Paul Bambrick-Santoyo, Managing Director of the North Star Network, pinpoints yet another practice present in all Uncommon Schools’ classrooms in his article “Data in the Driver’s Seat,” published in the most recent issue of Educational Leadership: the proper use of interim assessments (Click here for full article). Writes Bambrick-Santoyo, “with the proper interplay among interim assessments, analysis, action and data-driven culture, schools can be transformed, and a new standard can be set for student learning.”

 

Ultimately, the mission of WCCS is to prepare students for college. Lynn Arthur Steen, professor of mathematics, delivers shocking news in a recent essay “How Mathematics Counts”: Not only must one in three students who enter college “remediate major parts of high school mathematics as a prerequisite to taking such courses as College Algebra or Elementary Statistics,” but also mathematics is the academic subject students most often fail, which in turn causes students to drop out of high school and never even attempt to enroll in college.

 

In the current debate about mathematics, educators and academics often highlight similar elements important for success in the classroom: encouraging understanding, stressing proper review, making sure students verbalize math procedures, and building upon prior knowledge. The well-known educator Marilyn Burns cites more specific solutions, including vocabulary instruction, practice, mental calculations, and student interaction, or group work – the very elements ever present across Uncommon Schools’ classrooms.

 

In Johnstone’s seventh grade math class, one wall has been designated the “Word Wall,” to which students can refer if they forget the word for “integer” or “monomial” or “additive entity.” (Vocabulary, check.) After a do-now, the first of multiple problem sets the students complete on their own, (practice, check), Johnstone has all the students stand up and asks them rapid fire square root questions. (Mental calculations, check.) Later on, he divides them into groups of four or five and has them work together to complete a worksheet. (Student interaction, check.)  

 

There is, of course, a more elusive component of classroom instruction that cannot be simply replicated and applied as a “solution”: the ability to foster a genuine joy of learning.

 

Each day, at the beginning of his two hour class, Johnstone has his seventh graders rise and recite words often attributed to Nelson Mandela but originally written by Marianne Williamson in A Return to Love: Reflections on the Principles of a Course in Miracles: “Our deepest fear is not that we are inadequate. Our deepest fear is that we are powerful beyond measure. It is our light, not our darkness, that most frightens us.
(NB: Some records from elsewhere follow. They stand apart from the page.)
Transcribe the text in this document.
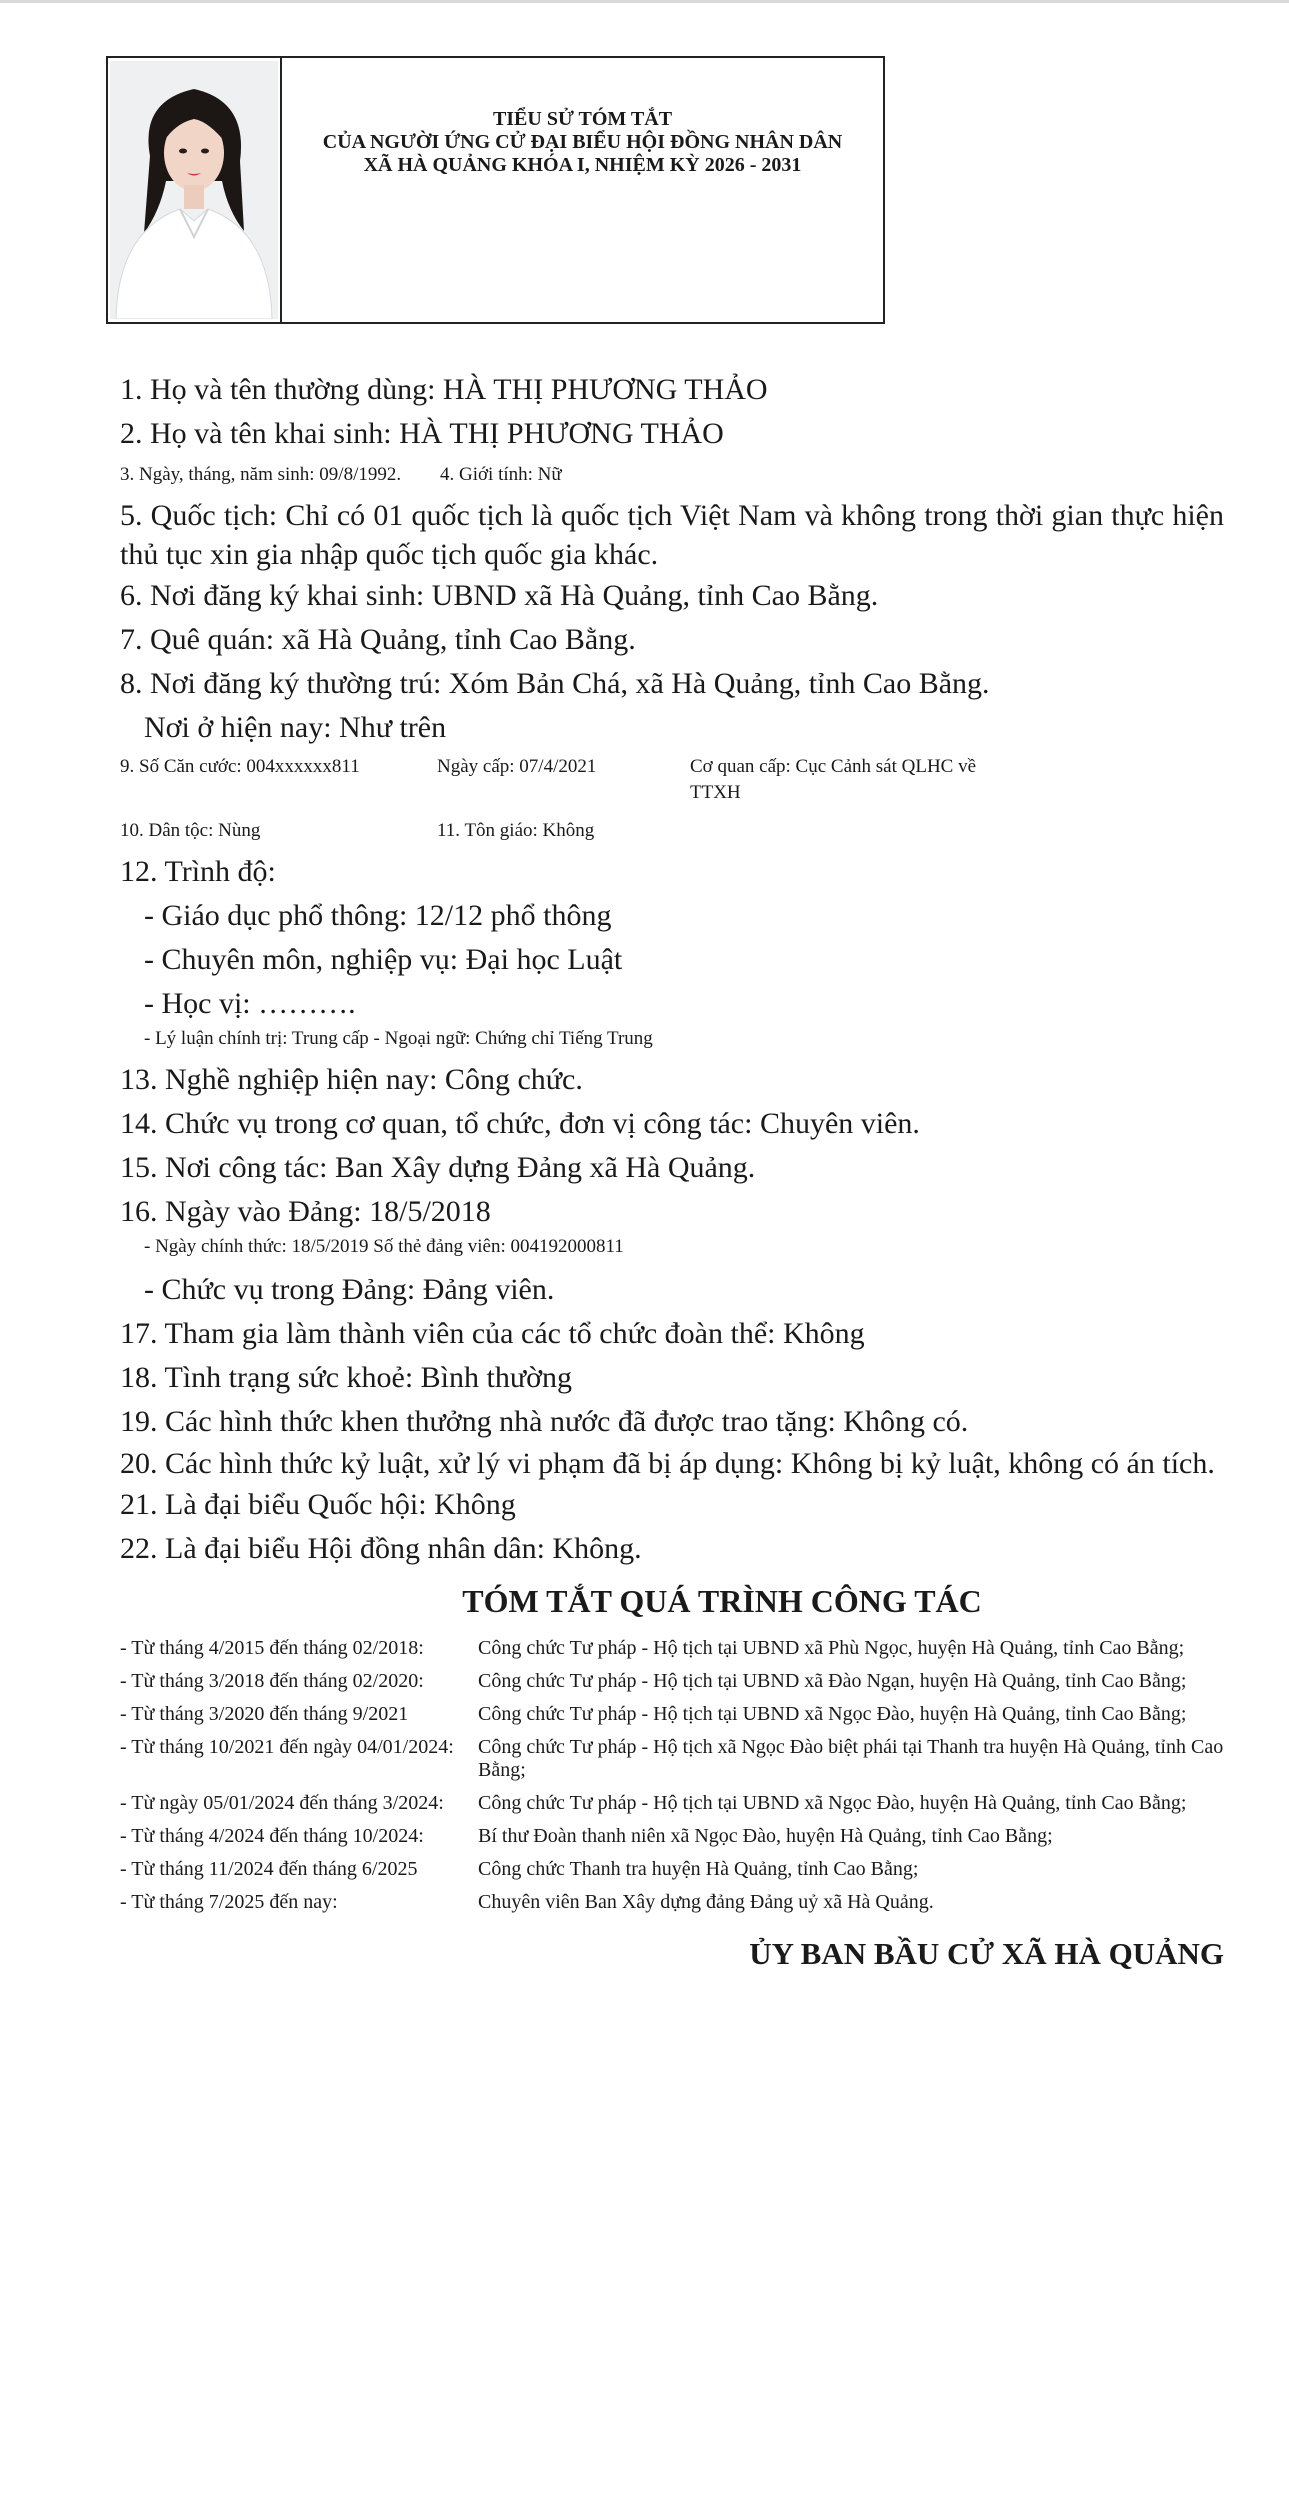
TIỂU SỬ TÓM TẮT
CỦA NGƯỜI ỨNG CỬ ĐẠI BIỂU HỘI ĐỒNG NHÂN DÂN
XÃ HÀ QUẢNG KHÓA I, NHIỆM KỲ 2026 - 2031
1. Họ và tên thường dùng: HÀ THỊ PHƯƠNG THẢO
2. Họ và tên khai sinh: HÀ THỊ PHƯƠNG THẢO
3. Ngày, tháng, năm sinh: 09/8/1992.	4. Giới tính: Nữ
5. Quốc tịch: Chỉ có 01 quốc tịch là quốc tịch Việt Nam và không trong thời gian thực hiện thủ tục xin gia nhập quốc tịch quốc gia khác.
6. Nơi đăng ký khai sinh: UBND xã Hà Quảng, tỉnh Cao Bằng.
7. Quê quán: xã Hà Quảng, tỉnh Cao Bằng.
8. Nơi đăng ký thường trú: Xóm Bản Chá, xã Hà Quảng, tỉnh Cao Bằng.
Nơi ở hiện nay: Như trên
9. Số Căn cước: 004xxxxxx811	Ngày cấp: 07/4/2021	Cơ quan cấp: Cục Cảnh sát QLHC về TTXH
10. Dân tộc: Nùng	11. Tôn giáo: Không
12. Trình độ:
- Giáo dục phổ thông: 12/12 phổ thông
- Chuyên môn, nghiệp vụ: Đại học Luật
- Học vị: ……….
- Lý luận chính trị: Trung cấp - Ngoại ngữ: Chứng chỉ Tiếng Trung
13. Nghề nghiệp hiện nay: Công chức.
14. Chức vụ trong cơ quan, tổ chức, đơn vị công tác: Chuyên viên.
15. Nơi công tác: Ban Xây dựng Đảng xã Hà Quảng.
16. Ngày vào Đảng: 18/5/2018
- Ngày chính thức: 18/5/2019 Số thẻ đảng viên: 004192000811
- Chức vụ trong Đảng: Đảng viên.
17. Tham gia làm thành viên của các tổ chức đoàn thể: Không
18. Tình trạng sức khoẻ: Bình thường
19. Các hình thức khen thưởng nhà nước đã được trao tặng: Không có.
20. Các hình thức kỷ luật, xử lý vi phạm đã bị áp dụng: Không bị kỷ luật, không có án tích.
21. Là đại biểu Quốc hội: Không
22. Là đại biểu Hội đồng nhân dân: Không.
TÓM TẮT QUÁ TRÌNH CÔNG TÁC
- Từ tháng 4/2015 đến tháng 02/2018:	Công chức Tư pháp - Hộ tịch tại UBND xã Phù Ngọc, huyện Hà Quảng, tỉnh Cao Bằng;
- Từ tháng 3/2018 đến tháng 02/2020:	Công chức Tư pháp - Hộ tịch tại UBND xã Đào Ngạn, huyện Hà Quảng, tỉnh Cao Bằng;
- Từ tháng 3/2020 đến tháng 9/2021	Công chức Tư pháp - Hộ tịch tại UBND xã Ngọc Đào, huyện Hà Quảng, tỉnh Cao Bằng;
- Từ tháng 10/2021 đến ngày 04/01/2024:	Công chức Tư pháp - Hộ tịch xã Ngọc Đào biệt phái tại Thanh tra huyện Hà Quảng, tỉnh Cao Bằng;
- Từ ngày 05/01/2024 đến tháng 3/2024:	Công chức Tư pháp - Hộ tịch tại UBND xã Ngọc Đào, huyện Hà Quảng, tỉnh Cao Bằng;
- Từ tháng 4/2024 đến tháng 10/2024:	Bí thư Đoàn thanh niên xã Ngọc Đào, huyện Hà Quảng, tỉnh Cao Bằng;
- Từ tháng 11/2024 đến tháng 6/2025	Công chức Thanh tra huyện Hà Quảng, tỉnh Cao Bằng;
- Từ tháng 7/2025 đến nay:	Chuyên viên Ban Xây dựng đảng Đảng uỷ xã Hà Quảng.
ỦY BAN BẦU CỬ XÃ HÀ QUẢNG
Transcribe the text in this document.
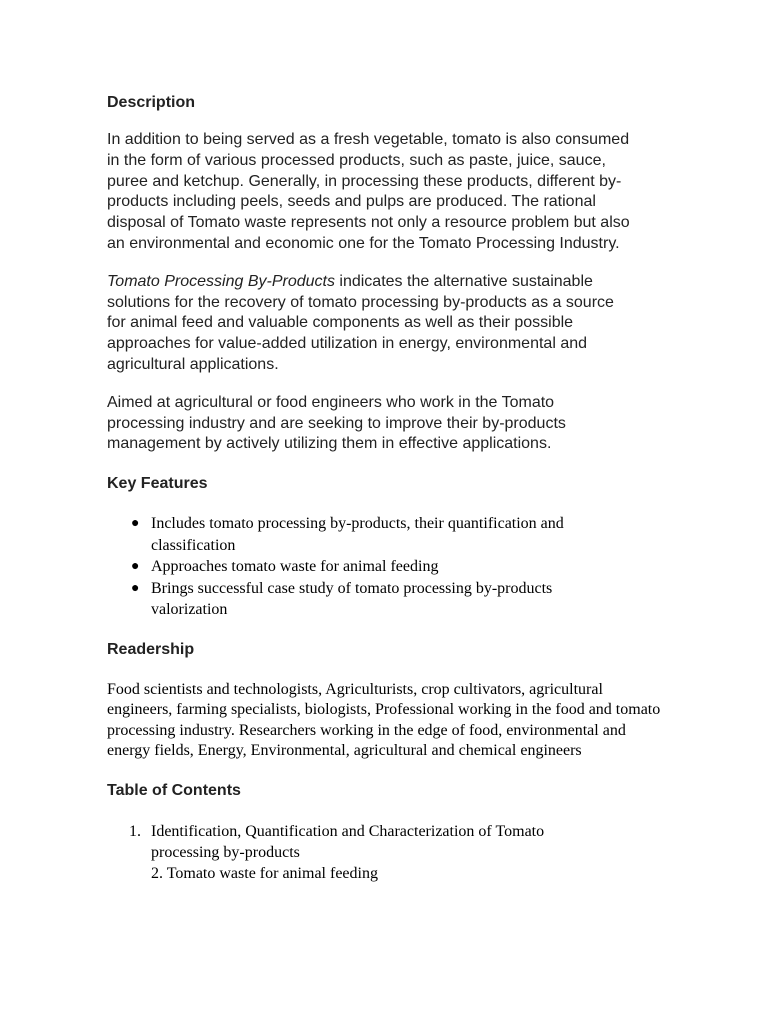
Description

In addition to being served as a fresh vegetable, tomato is also consumed in the form of various processed products, such as paste, juice, sauce, puree and ketchup. Generally, in processing these products, different by-products including peels, seeds and pulps are produced. The rational disposal of Tomato waste represents not only a resource problem but also an environmental and economic one for the Tomato Processing Industry.

Tomato Processing By-Products indicates the alternative sustainable solutions for the recovery of tomato processing by-products as a source for animal feed and valuable components as well as their possible approaches for value-added utilization in energy, environmental and agricultural applications.

Aimed at agricultural or food engineers who work in the Tomato processing industry and are seeking to improve their by-products management by actively utilizing them in effective applications.

Key Features
● Includes tomato processing by-products, their quantification and classification
● Approaches tomato waste for animal feeding
● Brings successful case study of tomato processing by-products valorization
Readership

Food scientists and technologists, Agriculturists, crop cultivators, agricultural engineers, farming specialists, biologists, Professional working in the food and tomato processing industry. Researchers working in the edge of food, environmental and energy fields, Energy, Environmental, agricultural and chemical engineers

Table of Contents
1. Identification, Quantification and Characterization of Tomato processing by-products
2. Tomato waste for animal feeding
We ask ourselves, who am I to be brilliant, gorgeous, talented, and fabulous?” They look around the room, some smiling, seeming to understand that the words they speak are weighted with dramatic – almost melodramatic –importance. Yet they are willing, even anxious, to bask in them. They continue on, asking each other: “Actually who are you not to be?”

 

At the start of the year, Johnstone had the verse printed on the wall. At some point, it was covered over – but that didn’t matter. After having recited the verse every day, the students – all eight Mathletes and their classmates – already knew it by heart.